Thursday, December 14, 2006

On Networking

First things first, A confession: Networking makes me uncomfortable.

There, I admitted it. I am always a little nervous the first time I walk into a room of colleagues for the first time, plastering on my fake smile and looking frantically for the 2 or 3 faces I know. But I get out there and do it anyway, even though I don't always feel confident in the process. Fortunately Librarians are pretty much a universally friendly and welcoming bunch, and I can usually insert myself into a conversation without too much fuss.

However, I suspect I could be doing a better job than I am currently in building and maintaining connections, and I know from my previous life in corporate america how important a solid business network can be. Fortunately, today I ran into this great post on businesspundit that discusses how introverts like me (and like most librarians, i suspect) can successfully build business connections.

The points I found most helpful were "At first you have to kiss a lot of frogs", and "don't network just for the sake of networking". While I seem to be somewhat more extroverted than some of my colleagues, I still consider myself an introvert in the Nyers-Briggs sense of the word (I'd much rather be curled up in my chair with a good book than schmoozing at a party, unless I'm in a really good mood). And I used to get disappointed when I didn't "magically" develop an awesome network after one event. You meet a lot of people on the road to building a network, some click with you and some don't. there's nothing wrong with this. Also, you don't need to try to meet someone just to add a tick mark on your "meet 5 new people at X event" to-do list. Focus on people you've heard of, or have read online, or who generally sound interesting, and strike up a conversation with an insightful question or some other thing that will make them interested in you. The cool thing about our field is that this stuff comes naturally to very few of us, which means you're rarely going to run into primadonnas.
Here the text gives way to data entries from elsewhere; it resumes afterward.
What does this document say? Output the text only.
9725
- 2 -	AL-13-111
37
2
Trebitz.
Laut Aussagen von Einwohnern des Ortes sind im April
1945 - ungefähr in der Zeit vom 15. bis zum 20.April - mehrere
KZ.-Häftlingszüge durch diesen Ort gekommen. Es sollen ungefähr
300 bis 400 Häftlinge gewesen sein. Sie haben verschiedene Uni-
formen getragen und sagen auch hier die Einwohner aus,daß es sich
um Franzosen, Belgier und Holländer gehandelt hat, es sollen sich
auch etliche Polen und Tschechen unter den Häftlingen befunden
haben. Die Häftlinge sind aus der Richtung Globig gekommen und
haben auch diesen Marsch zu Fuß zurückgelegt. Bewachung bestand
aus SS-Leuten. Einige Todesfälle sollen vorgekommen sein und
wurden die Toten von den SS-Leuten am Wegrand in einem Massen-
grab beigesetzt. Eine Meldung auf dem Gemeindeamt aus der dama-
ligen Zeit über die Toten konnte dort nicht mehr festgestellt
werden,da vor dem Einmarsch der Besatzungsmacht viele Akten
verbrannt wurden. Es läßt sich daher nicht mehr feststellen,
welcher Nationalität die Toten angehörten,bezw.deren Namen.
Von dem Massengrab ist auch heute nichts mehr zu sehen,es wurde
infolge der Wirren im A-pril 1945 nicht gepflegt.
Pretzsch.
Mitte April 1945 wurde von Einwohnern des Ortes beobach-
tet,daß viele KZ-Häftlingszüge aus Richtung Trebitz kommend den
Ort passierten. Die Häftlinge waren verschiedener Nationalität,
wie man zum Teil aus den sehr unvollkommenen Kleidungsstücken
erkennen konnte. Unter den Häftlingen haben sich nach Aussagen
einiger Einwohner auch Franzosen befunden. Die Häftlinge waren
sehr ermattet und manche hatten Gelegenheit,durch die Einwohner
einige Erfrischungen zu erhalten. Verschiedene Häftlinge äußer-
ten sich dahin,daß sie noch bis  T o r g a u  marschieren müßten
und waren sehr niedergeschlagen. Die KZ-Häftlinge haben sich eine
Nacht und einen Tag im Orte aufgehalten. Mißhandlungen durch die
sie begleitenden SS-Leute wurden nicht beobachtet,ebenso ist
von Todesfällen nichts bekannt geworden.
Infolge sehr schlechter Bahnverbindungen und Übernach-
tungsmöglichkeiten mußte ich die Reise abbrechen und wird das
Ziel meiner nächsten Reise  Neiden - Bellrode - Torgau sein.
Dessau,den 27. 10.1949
After being in this field a little while, I have what might be considered the core of a good network, though it could use some growing yet. But I'm to the point where I have to focus on nurturing those links, especially with out of state contacts I may only see once or twice a year, plus a few comments in their blog. I just sent off a ton of holiday cards, and am thinking about burthday cards as well. However, I also had the good sense to jot down a few interests of many of the people whose cards I've collected over the past two years, mainly as a crib in conversation starting for my feeble mind.

But I now have the beginnings of an interesting little database of my connections' interests, which I might be able to put to good use. For instance when I see an interesting story on Jazz music or whatever, I could tag that in Del.icio.us, and then send the link on to my contacts who expressed an interest in Jazz. I'm still sorting out how exactly I want to do this, but I think that It could be a good way to cultivate quality contacts, as opposed to just racking up a list of 500 names in outlook, most of whom wouldn't be able to recognize me if their lives depended on it. I'm still trying to sort this out, and I'd be very interested in the networking tactics others have tried. Suggestions?